I don’t know what “magical realism” means, exactly, other than that’s how Amazon labels Murakami’s writing. But it seems fitting for this story. We come into the life of an unnamed protagonist as he stops by the local library after school to return some books. Immediately we see that this is an unusual place, for when he asks to check out more books he is told to go “turn right at the bottom of the stairs Go straight down the corridor to Room 107.” I, for one, would have turned and gone the other direction. Our hero, though, only comments that he never knew the library had a basement.
The nameless, ageless narrator (all we know is that he is a “child” and that he is in school; his obvious attachment to his mother hints at him being young, but throughout we get impressions that, while he may be young, he is mature for his age) requests some books about tax collection in the Ottoman Empire (a strange topic if there ever was one). From there we enter the world of “magical realism”: A jail cell, a mysterious girl who drifts between the real-world and the book-world, a man in sheep’s clothing (“it was real sheepskin, and covered every inch of the sheep man’s body … there was a short tail attached to the back of the sheep man’s outfit that bounced from side to side with each step, like a pendulum”), and a man who is so old that he could likely be past his time here on earth. A brief and odd - and, at times, disconcerting - tale unwinds. It's full of short, crisp sentences that hide and reveal more than one could think. The story is possibly warning us of the perils of capitalism or modernism, or of the dangers of authoritarianism. Or, it’s just a surreal tale; a story that is just meant to be a story and not an allegory. As this was my first encounter with Murakami, I’m not sure exactly what to make of it. (The tale has been spinning back and forth in my mind for almost a week now.) But I do know that I enjoyed the novella, and that his recent books (IQ84 and Colorless Tsukuru Tazaki and His Years of Pilgrimage) have been added to my reading lists.

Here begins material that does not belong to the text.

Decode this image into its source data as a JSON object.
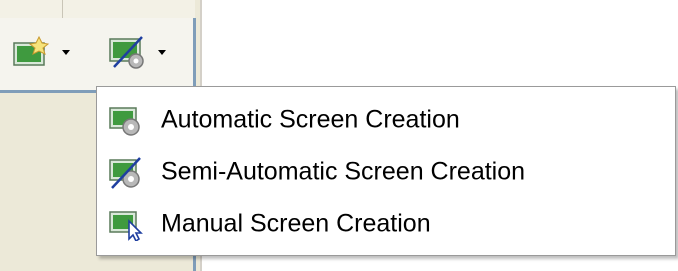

A note about the design: this publication has art design by Chip Kidd. “Illustrated by” is the not the word to use, for Kidd’s artwork is more of the collage type and is influenced by impressions of the story at hand. His artwork adds to the tale but is not distracting; the surreal nature impacted me as I was reading the story and improves the overall package. (It also helps justify the $18 cover price.) There were a few pages where I definitely took pause to further absorb the design. There was recently an article in the New Yorker about Kidd’s work on this novella; I encourage you to read it.
It won’t take you very long to read The Strange Library. I think I finished it in an hour or two, stretched out over the course of two rides on the Long Island Rail Road. I actually read it a second time, after about a week, to pick up on new things that I missed the first time. My guess is that if you like Murakami you’ll enjoy this, and if you're like me and you’ve never read him before, this is an excellent place to start.